Visibility via Logging
Logging in production — and monitoring for suspicious activity, unknown IP addresses, errors, etc. — can be a critical part of keeping your serverless functions and your application safe.
Third-party log services like logFlare, Datadog and LogDNA all have features that store logs for inspection, but also can trigger alerts and notifications if something you deem untoward occurs.
See Logger in the RedwoodJS docs for more information about how to setup and use logging services.
Rate Limiting
Rate limiting (or throttling) how often a function executes by a particular IP addresses or user account is a common way of stemming api abuse (for example, a distributed Denial-of-Service, or DDoS, attack).
As LogRocket says:
Rate limiting is a very powerful feature for securing backend APIs from malicious attacks and for handling unwanted streams of requests from users. In general terms, it allows us to control the rate at which user requests are processed by our server.
API Gateways like Kong offer plugins to configure how many HTTP requests can be made in a given period of seconds, minutes, hours, days, months, or years.
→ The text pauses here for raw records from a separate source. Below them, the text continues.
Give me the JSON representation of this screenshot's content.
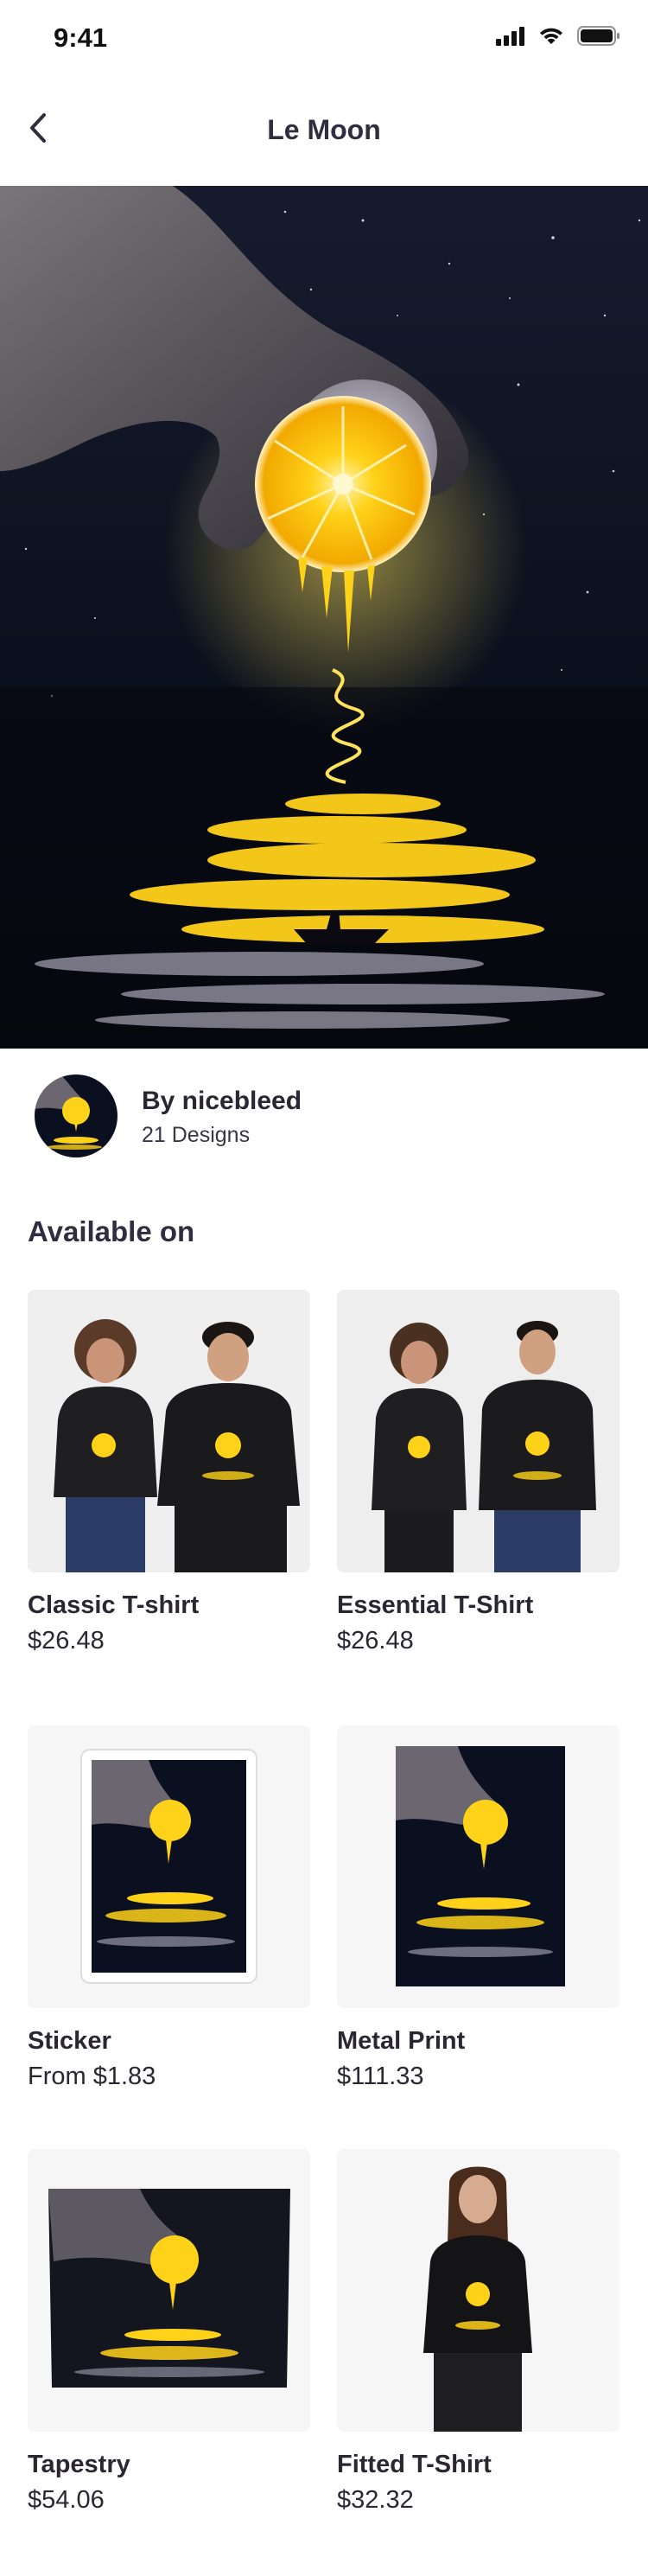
{
  "status": {
    "time": "9:41"
  },
  "nav": {
    "title": "Le Moon"
  },
  "artist": {
    "name": "By nicebleed",
    "designs": "21 Designs"
  },
  "available": {
    "title": "Available on"
  },
  "products": [
    {
      "name": "Classic T-shirt",
      "price": "$26.48"
    },
    {
      "name": "Essential T-Shirt",
      "price": "$26.48"
    },
    {
      "name": "Sticker",
      "price": "From $1.83"
    },
    {
      "name": "Metal Print",
      "price": "$111.33"
    },
    {
      "name": "Tapestry",
      "price": "$54.06"
    },
    {
      "name": "Fitted T-Shirt",
      "price": "$32.32"
    }
  ],
  "colors": {
    "accent": "#312d40",
    "lemon": "#ffd21a",
    "night": "#0b1020"
  }
}
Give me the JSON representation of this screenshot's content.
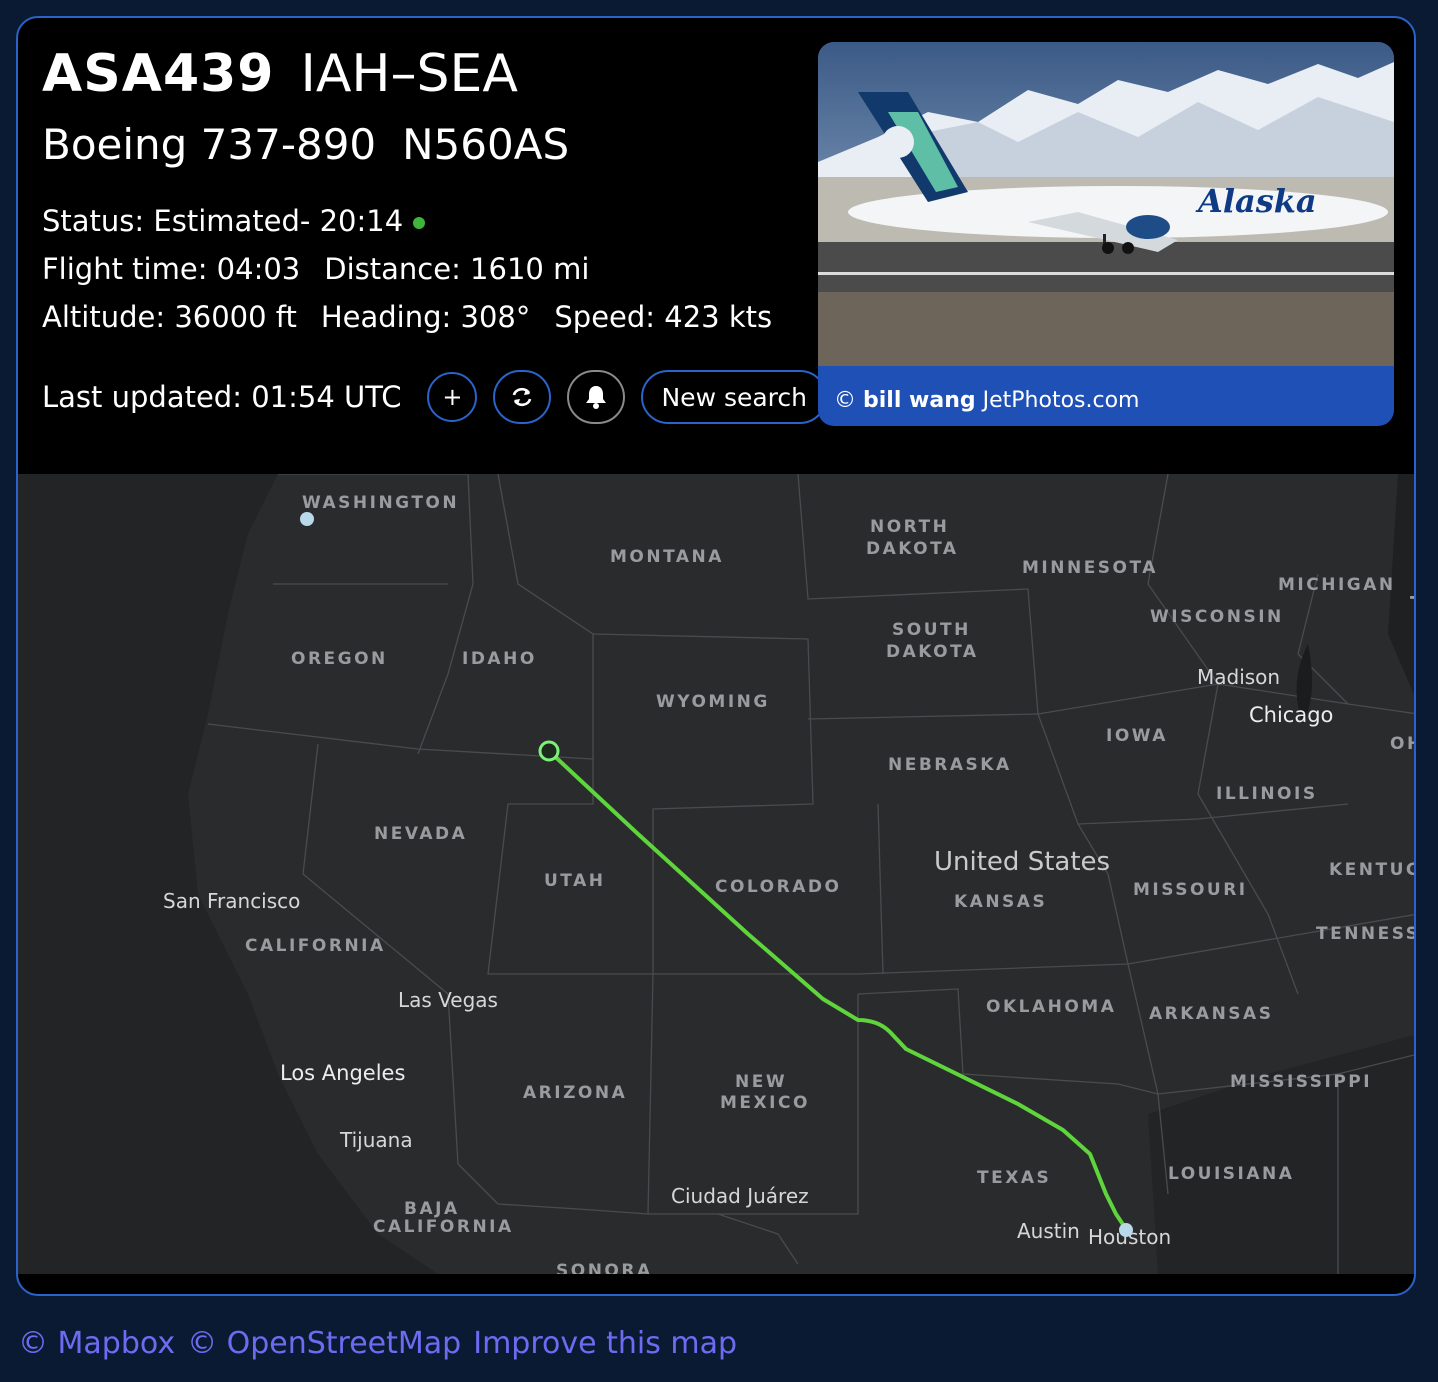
{
  "flight": {
    "callsign": "ASA439",
    "route": "IAH–SEA",
    "aircraft_type": "Boeing 737-890",
    "registration": "N560AS"
  },
  "stats": {
    "status": "Status: Estimated- 20:14",
    "flight_time": "Flight time: 04:03",
    "distance": "Distance: 1610 mi",
    "altitude": "Altitude: 36000 ft",
    "heading": "Heading: 308°",
    "speed": "Speed: 423 kts",
    "status_color": "#3fb43a"
  },
  "actions": {
    "last_updated": "Last updated: 01:54 UTC",
    "add_label": "+",
    "refresh_icon": "refresh-icon",
    "bell_icon": "bell-icon",
    "new_search_label": "New search"
  },
  "photo": {
    "credit_symbol": "©",
    "photographer": "bill wang",
    "source": "JetPhotos.com",
    "airline_livery_text": "Alaska"
  },
  "map": {
    "states": [
      "WASHINGTON",
      "MONTANA",
      "NORTH",
      "DAKOTA",
      "MINNESOTA",
      "MICHIGAN",
      "WISCONSIN",
      "OREGON",
      "IDAHO",
      "SOUTH",
      "DAKOTA",
      "WYOMING",
      "IOWA",
      "NEBRASKA",
      "NEVADA",
      "UTAH",
      "COLORADO",
      "ILLINOIS",
      "KANSAS",
      "MISSOURI",
      "CALIFORNIA",
      "OKLAHOMA",
      "ARKANSAS",
      "ARIZONA",
      "NEW",
      "MEXICO",
      "MISSISSIPPI",
      "TEXAS",
      "LOUISIANA",
      "BAJA",
      "CALIFORNIA",
      "SONORA",
      "OH",
      "KENTUCK",
      "TENNESSE",
      "T"
    ],
    "cities": [
      "Madison",
      "Chicago",
      "San Francisco",
      "Las Vegas",
      "Los Angeles",
      "Tijuana",
      "Ciudad Juárez",
      "Austin",
      "Houston"
    ],
    "country": "United States",
    "track_color": "#5ed53a",
    "aircraft_marker_color": "#7ef07a",
    "airport_marker_color": "#b9d8ea"
  },
  "attribution": {
    "mapbox": "© Mapbox",
    "osm": "© OpenStreetMap",
    "improve": "Improve this map",
    "color": "#6c6cf2"
  }
}
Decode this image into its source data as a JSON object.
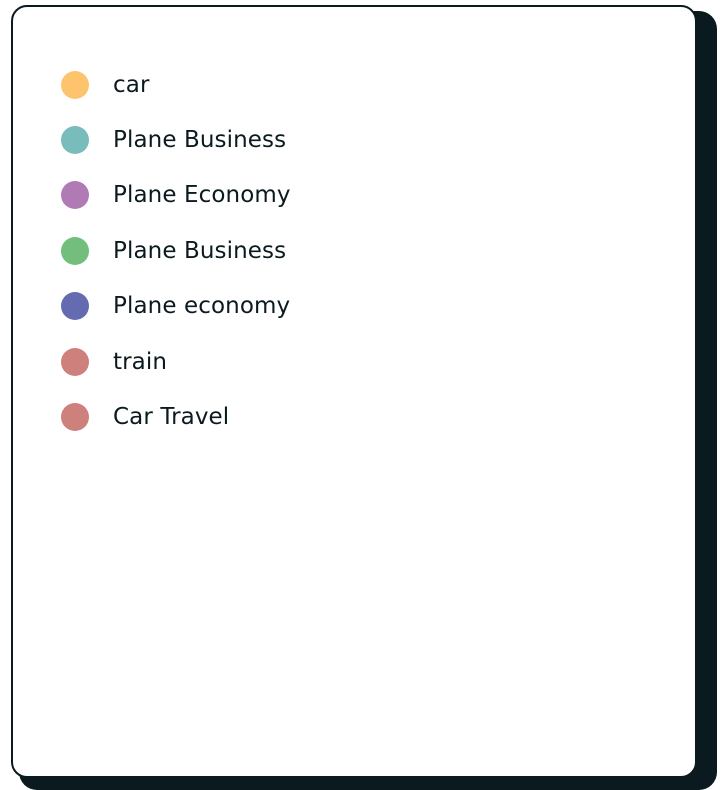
{
  "legend": {
    "items": [
      {
        "label": "car",
        "color": "#fdc46d"
      },
      {
        "label": "Plane Business",
        "color": "#78bcbb"
      },
      {
        "label": "Plane Economy",
        "color": "#b07ab5"
      },
      {
        "label": "Plane Business",
        "color": "#73be7d"
      },
      {
        "label": "Plane economy",
        "color": "#646bb1"
      },
      {
        "label": "train",
        "color": "#cd807c"
      },
      {
        "label": "Car Travel",
        "color": "#cd807c"
      }
    ]
  }
}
Currently, RedwoodJS does not offer rate limiting in the framework, but your deployment target infrastructure may. This is a feature RedwoodJS will investigate for future releases.
For more information about Rate Limiting in Node.js, consider:
IP Address Whitelisting
Because the event passed to the function handler contains the request's IP address, you could decide to whitelist only certain known and trusted IP addresses.
const ipAddress = ({ event }) => {
return event?.headers?.['client-ip'] || event?.requestContext?.identity?.sourceIp || 'localhost'
}
If the IP address in the event does not match, then you can raise an error and return 401 Unauthorized status.